Por último, veio a AT alegar que, caso assim não se entenda, se proceda ao reenvio prejudicial para o TJUE. Conforme supra exposto, o quadro legal (bem como a obrigação declarativa) já não é aquele que existia à data do Acórdão do Tribunal de Justiça das Comunidades Europeias, tendo em conta que foi efetuada a alteração à lei por força do aditamento dos n.º 7 e 8 (atuais 9 e 10) ao artigo 72 ° do Código do IRS pela Lei n.º 67-A/2007, de 31/12. Na verdade, alega a AT que, após a decisão proferida no Acórdão C-443/06 do Tribunal de Justiça das Comunidades Europeias de 2007OUT11 (Hollmann), o legislador nacional procedeu à adaptação da legislação nacional à decisão ali sufragada, aditando ao artigo 72º do Código do IRS, pela Lei n.º 67-A/2007, de 31/12, o n.º 7 (atual n.º 9) e o n.º 8 (atual n.º 10) cujo teor à data dos factos, era o seguinte:
«9 - Os residentes noutro Estado membro da União Europeia ou do Espaço Económico Europeu, desde que, neste último caso, exista intercâmbio de informações em matéria fiscal, podem optar, relativamente aos rendimentos referidos nas alíneas a) e b) do n.º 1 e no n.º 2, pela tributação desses rendimentos à taxa que, de acordo com a tabela prevista no n.º 1 do artigo 68.º, seria aplicável no caso de serem auferidos por residentes em território português.“
Ora, a AT considera que para efeitos de determinação da taxa referida no número anterior são tidos em consideração todos os rendimentos, incluindo os obtidos fora deste território, nas mesmas condições que são aplicáveis aos residentes.
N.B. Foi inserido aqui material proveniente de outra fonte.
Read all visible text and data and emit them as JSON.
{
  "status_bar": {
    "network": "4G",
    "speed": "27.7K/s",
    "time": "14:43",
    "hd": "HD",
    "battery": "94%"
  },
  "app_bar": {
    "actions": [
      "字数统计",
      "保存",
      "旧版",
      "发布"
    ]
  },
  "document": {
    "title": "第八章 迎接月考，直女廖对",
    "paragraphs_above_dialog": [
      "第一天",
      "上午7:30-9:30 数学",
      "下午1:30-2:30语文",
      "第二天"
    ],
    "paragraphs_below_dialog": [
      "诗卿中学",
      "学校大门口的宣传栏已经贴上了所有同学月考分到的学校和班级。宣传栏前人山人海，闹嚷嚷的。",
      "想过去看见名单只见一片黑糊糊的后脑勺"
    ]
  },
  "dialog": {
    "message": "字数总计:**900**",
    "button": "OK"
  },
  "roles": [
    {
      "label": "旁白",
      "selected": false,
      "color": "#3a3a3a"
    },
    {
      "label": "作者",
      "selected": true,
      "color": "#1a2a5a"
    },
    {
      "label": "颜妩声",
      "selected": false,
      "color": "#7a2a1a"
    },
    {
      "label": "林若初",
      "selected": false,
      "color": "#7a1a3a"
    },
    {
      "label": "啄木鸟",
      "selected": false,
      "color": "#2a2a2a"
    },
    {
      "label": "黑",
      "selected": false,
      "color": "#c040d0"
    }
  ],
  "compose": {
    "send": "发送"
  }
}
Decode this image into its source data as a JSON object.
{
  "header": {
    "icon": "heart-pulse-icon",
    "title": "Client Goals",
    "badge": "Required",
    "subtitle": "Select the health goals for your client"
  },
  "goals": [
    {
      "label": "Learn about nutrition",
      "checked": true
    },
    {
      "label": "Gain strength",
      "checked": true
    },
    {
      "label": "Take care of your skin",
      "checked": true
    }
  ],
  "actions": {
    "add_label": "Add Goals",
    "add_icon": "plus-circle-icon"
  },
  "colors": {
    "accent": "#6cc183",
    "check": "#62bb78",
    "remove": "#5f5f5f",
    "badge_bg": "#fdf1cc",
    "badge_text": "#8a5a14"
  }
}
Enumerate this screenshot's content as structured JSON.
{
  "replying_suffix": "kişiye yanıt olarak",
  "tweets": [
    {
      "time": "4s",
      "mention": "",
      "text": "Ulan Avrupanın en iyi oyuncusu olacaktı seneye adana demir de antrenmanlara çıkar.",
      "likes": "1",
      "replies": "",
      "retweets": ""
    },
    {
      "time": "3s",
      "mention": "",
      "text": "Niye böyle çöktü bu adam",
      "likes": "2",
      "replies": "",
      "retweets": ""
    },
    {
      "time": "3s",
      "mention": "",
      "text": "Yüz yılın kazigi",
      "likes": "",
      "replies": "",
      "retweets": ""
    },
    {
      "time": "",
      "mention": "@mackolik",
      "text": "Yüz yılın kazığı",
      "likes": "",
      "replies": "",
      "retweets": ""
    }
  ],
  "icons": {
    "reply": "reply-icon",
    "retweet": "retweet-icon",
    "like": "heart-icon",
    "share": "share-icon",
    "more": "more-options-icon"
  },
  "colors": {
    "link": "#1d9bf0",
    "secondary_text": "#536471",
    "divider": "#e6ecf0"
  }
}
Neste pressuposto, a decisão proferida no Acórdão Hollmann, refere-se a situações ocorridas na vigência da redação anterior à Lei n.º 67-A/2007, de 31/12, do artigo 72º do Código do IRS. Alega, ainda, a AT que foram os Requerentes que escolheram o regime de tributação, sendo que não optaram pelas taxas gerais do artigo 68.º do CIRS - relativamente aos rendimentos sujeitos a retenção liberatória - artigo 72.º, n.º 7 do CIRS escolheu, de forma livre e consciente, a tributação descrita, em traços gerais, no artigo anterior. Regime de opção este que teve (e tem) como efeito uma neutralização do eventual tratamento discriminatório conferido aos não residentes em Portugal face aos residentes, em matéria de tributação de mais-valias em caso de alienação de direitos reais sobre bens imóveis. Conclui pugnando pela legalidade das liquidações de IRS impugnadas e pela improcedência do pedido arbitral e, caso se entenda de modo diferente, entende que deve o Tribunal arbitral julgar não verificada a hipótese de ato claro ou de ato aclarado, pelo que tem de forçosamente considerar que se levantam dúvidas suficientes que obstam à aceitação do entendimento da Requerente sem prévia consulta ao TJUE, para que este possa exercer as suas competências próprias, nos termos dos Tratados.
II - PRESSUPOSTOS PROCESSUAIS
11. O Tribunal Arbitral encontra-se regularmente constituído. É materialmente competente, nos termos do artigo 2.º, nº1, alínea a) do RJAT.
12. As Partes gozam de personalidade e capacidade judiciárias, são legítimas e encontram-se legalmente representadas (cfr. artigos 4.º e 10.º n.º2 do RJAT e art.º 1.º da Portaria n.º 112/2011, de 22 de março).
13. O processo não padece de vícios que o invalidem.
14. Tendo em conta o a prova documental junta aos autos, cumpre fixar a matéria de facto relevante para a compreensão da decisão, que se fixa como segue.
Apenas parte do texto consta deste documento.